Lawmakers are moving quickly on Gov. Nathan Deal’s midyear spending plan, which would add about $600 million in state spending, including $27 million to provide 20 percent pay raises to state law enforcement officers. CURTIS COMPTON / CCOMPTON@AJC.COM

Lawmakers are moving quickly to pass a midyear spending plan that would add $600 million to this year’s budget and provide Gov. Nathan Deal some money to help South Georgia storm relief.

The House on Thursday is expected to approve the supplemental budget, which runs through June 30. The chamber’s Budget Committee passed it Wednesday.

The measure includes about $27 million to give a 20 percent pay raise to thousands of state law enforcement officers, $50 million for a new cybersecurity program in Augusta and $109 million more for public schools.

About 3,300 law enforcement officers will get the big raises.

Most of what the House will consider Thursday is included in Deal’s proposal that was released during the first week of the session.

House leaders, however, added $5 million to Deal's emergency fund to deal with the killer tornadoes that struck South Georgia over the weekend.

The storms killed at least 15 people in South Georgia and four more across the Deep South.

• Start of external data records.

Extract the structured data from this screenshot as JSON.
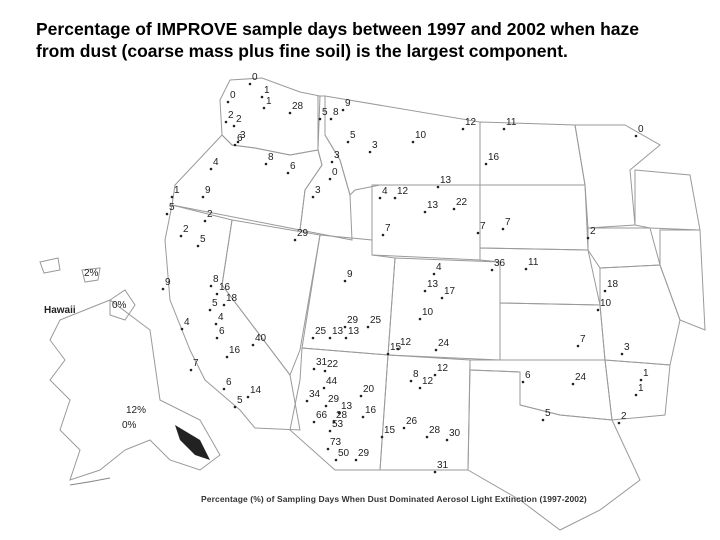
{
  "title": "Percentage of IMPROVE sample days between 1997 and 2002 when haze from dust (coarse mass plus fine soil) is the largest component.",
  "caption": "Percentage (%) of Sampling Days When Dust Dominated Aerosol Light Extinction (1997-2002)",
  "inset_labels": {
    "hawaii": "Hawaii",
    "hawaii_value_1": "2%",
    "hawaii_value_2": "0%",
    "alaska_value_1": "12%",
    "alaska_value_2": "0%"
  },
  "site_values": [
    "0",
    "1",
    "0",
    "1",
    "28",
    "2",
    "2",
    "9",
    "5",
    "8",
    "3",
    "6",
    "5",
    "3",
    "10",
    "12",
    "11",
    "0",
    "4",
    "8",
    "6",
    "3",
    "0",
    "16",
    "13",
    "1",
    "9",
    "3",
    "4",
    "12",
    "13",
    "22",
    "5",
    "2",
    "7",
    "7",
    "7",
    "2",
    "2",
    "5",
    "29",
    "4",
    "36",
    "11",
    "9",
    "13",
    "17",
    "18",
    "9",
    "8",
    "16",
    "18",
    "10",
    "5",
    "4",
    "10",
    "4",
    "6",
    "25",
    "13",
    "29",
    "25",
    "13",
    "7",
    "40",
    "12",
    "15",
    "24",
    "16",
    "3",
    "7",
    "31",
    "22",
    "12",
    "1",
    "6",
    "14",
    "8",
    "12",
    "6",
    "24",
    "1",
    "44",
    "34",
    "20",
    "5",
    "29",
    "13",
    "16",
    "5",
    "66",
    "28",
    "53",
    "2",
    "15",
    "26",
    "28",
    "30",
    "73",
    "50",
    "29",
    "31"
  ]
}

State Insurance Commissioner Ralph Hudgens on Tuesday estimated that last weekend's South Georgia storms did at least $100 million worth of damage.

Passage of the midyear budget will be the House's first key vote of the 2017 session, which began Jan. 9. The Senate is expected to make quick work of the budget as well. After that, both chambers will concentrate on the $25 billion spending plan for fiscal 2018, which begins July 1.

Both chambers must approve the budgets before the General Assembly session ends.